The great and good gathered in Perth to watch pen being put to paper on the Tay Cities Deal Heads of Terms Agreement and after 18 months of negotiatio­ns – and a lastminute delay due to the Michelin situation in Dundee – I can understand the fanfare.

They were marking a sizeable economic milestone for the region. But I believe that’s overplayin­g things.

What we have are pledges from the Scottish and UK government­s to fund various economic and cultural projects but, as it stands right now, no cash.

In fact it will probably be another year at least until money begins to flow as each of the ‘funded’ projects are put back under the spotlight and their finalised business cases scrutinise­d. If they don’t pass muster the cash won’t be forthcomin­g. That’s the deal.

What also concerns me is that lack, at least in places, of detail about where the £350 million of taxpayers’ cash will be spent and how the anticipate­d £400m of private sector cash will be leveraged in.

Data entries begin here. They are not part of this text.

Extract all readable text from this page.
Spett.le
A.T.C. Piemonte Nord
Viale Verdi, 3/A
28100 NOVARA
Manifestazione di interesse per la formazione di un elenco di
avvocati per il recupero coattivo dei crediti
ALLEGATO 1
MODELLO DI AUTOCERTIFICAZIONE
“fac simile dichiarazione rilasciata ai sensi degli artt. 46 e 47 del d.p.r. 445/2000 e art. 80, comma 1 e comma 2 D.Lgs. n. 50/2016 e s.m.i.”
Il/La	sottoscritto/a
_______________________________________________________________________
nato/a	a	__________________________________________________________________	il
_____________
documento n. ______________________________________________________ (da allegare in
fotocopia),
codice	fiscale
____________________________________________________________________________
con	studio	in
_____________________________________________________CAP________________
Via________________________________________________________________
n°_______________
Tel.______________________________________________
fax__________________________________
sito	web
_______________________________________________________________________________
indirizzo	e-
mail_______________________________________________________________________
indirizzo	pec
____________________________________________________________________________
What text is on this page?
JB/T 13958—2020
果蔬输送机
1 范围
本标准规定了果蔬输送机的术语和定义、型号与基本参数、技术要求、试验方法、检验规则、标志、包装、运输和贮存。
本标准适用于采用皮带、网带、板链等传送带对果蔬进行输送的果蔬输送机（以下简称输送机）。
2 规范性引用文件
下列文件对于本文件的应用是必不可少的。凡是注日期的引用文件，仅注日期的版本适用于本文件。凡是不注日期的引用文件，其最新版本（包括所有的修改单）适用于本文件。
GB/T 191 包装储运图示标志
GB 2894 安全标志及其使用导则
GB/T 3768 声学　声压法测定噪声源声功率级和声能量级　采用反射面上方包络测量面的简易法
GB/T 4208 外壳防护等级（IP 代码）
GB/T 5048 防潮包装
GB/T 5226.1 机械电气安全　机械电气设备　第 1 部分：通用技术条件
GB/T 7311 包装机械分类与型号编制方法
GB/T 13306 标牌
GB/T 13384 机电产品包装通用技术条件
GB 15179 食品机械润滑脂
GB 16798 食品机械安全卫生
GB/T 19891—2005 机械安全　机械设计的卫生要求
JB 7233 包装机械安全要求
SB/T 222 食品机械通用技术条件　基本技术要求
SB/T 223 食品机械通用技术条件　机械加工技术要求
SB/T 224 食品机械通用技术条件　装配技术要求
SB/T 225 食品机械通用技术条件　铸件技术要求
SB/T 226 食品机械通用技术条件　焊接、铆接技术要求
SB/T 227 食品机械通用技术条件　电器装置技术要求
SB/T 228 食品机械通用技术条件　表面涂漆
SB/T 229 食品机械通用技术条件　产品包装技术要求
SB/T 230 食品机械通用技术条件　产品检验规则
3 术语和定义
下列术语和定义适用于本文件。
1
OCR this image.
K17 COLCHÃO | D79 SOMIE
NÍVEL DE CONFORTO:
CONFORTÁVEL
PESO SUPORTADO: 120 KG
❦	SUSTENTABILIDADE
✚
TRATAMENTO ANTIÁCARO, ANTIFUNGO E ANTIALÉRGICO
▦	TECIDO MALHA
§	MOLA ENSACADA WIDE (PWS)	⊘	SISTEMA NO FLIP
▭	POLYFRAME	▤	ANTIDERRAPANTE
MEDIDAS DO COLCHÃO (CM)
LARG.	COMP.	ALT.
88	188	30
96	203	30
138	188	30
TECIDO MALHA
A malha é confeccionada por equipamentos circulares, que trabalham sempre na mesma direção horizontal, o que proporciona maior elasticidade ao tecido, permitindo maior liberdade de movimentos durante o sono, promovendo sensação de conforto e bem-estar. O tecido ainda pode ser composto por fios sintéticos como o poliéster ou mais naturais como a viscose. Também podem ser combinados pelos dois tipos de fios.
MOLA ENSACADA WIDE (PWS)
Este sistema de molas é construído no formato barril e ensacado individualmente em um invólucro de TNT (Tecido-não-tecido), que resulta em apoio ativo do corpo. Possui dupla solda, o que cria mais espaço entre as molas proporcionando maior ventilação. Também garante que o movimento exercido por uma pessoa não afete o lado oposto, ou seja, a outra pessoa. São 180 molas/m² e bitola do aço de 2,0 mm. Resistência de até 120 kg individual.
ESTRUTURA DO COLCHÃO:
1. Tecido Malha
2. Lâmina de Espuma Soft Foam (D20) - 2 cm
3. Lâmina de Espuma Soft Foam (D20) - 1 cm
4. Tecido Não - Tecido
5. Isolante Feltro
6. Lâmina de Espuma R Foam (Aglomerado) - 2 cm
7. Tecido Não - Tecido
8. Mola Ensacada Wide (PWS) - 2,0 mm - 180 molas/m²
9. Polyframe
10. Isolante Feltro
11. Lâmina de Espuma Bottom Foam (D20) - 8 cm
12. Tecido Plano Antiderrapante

This is a 10 to 15 year plan so I didn’t expect every i to be dotted or t crossed.

But there is very little of substance for Angus in the deal – it looks the poor relation – and the overall infrastruc­ture and transporta­tion spend seems light given their importance.

Perth Rail Station is in line for an overhaul but the vital Cross Tay Link Road doesn’t get a mention.

And while there is a chunky £37m for tourism, just £10m has a suggested home right now (Pitlochry Festival Theatre) and only £2m of a £10m manufactur­ing pot has a destinatio­n.

Given Michelin and the competitiv­e pressures on heavy industry, I am underwhelm­ed by the scale of that projected spend.

But credit where it is due. The food production and sustainabi­lity projects coming out of the James Hutton Institute deserve to be empowered – and £62m of public cash will do exactly that.

It is also pleasing that skills are so high on the agenda and there is sizeable cash to expand Dundee’s biotech cluster.

Tourism does deserve support and I applaud efforts to build on the digital expertise in Dundee and to further develop out St Andrews University’s Eden Campus into a combined academic and business hub.

That’s all good, but none of this has yet been secured. So what our economic overlords cannot allow is complacenc­y to set in and the foot to come off the accelerato­r pedal.

Right now the Tay Cities Deal is not in the bag and the reality is far more energy will be required to finalise and deliver on it than has been expended to date.

The heads of terms is a good start. But this is a marathon and there is a long road yet to travel.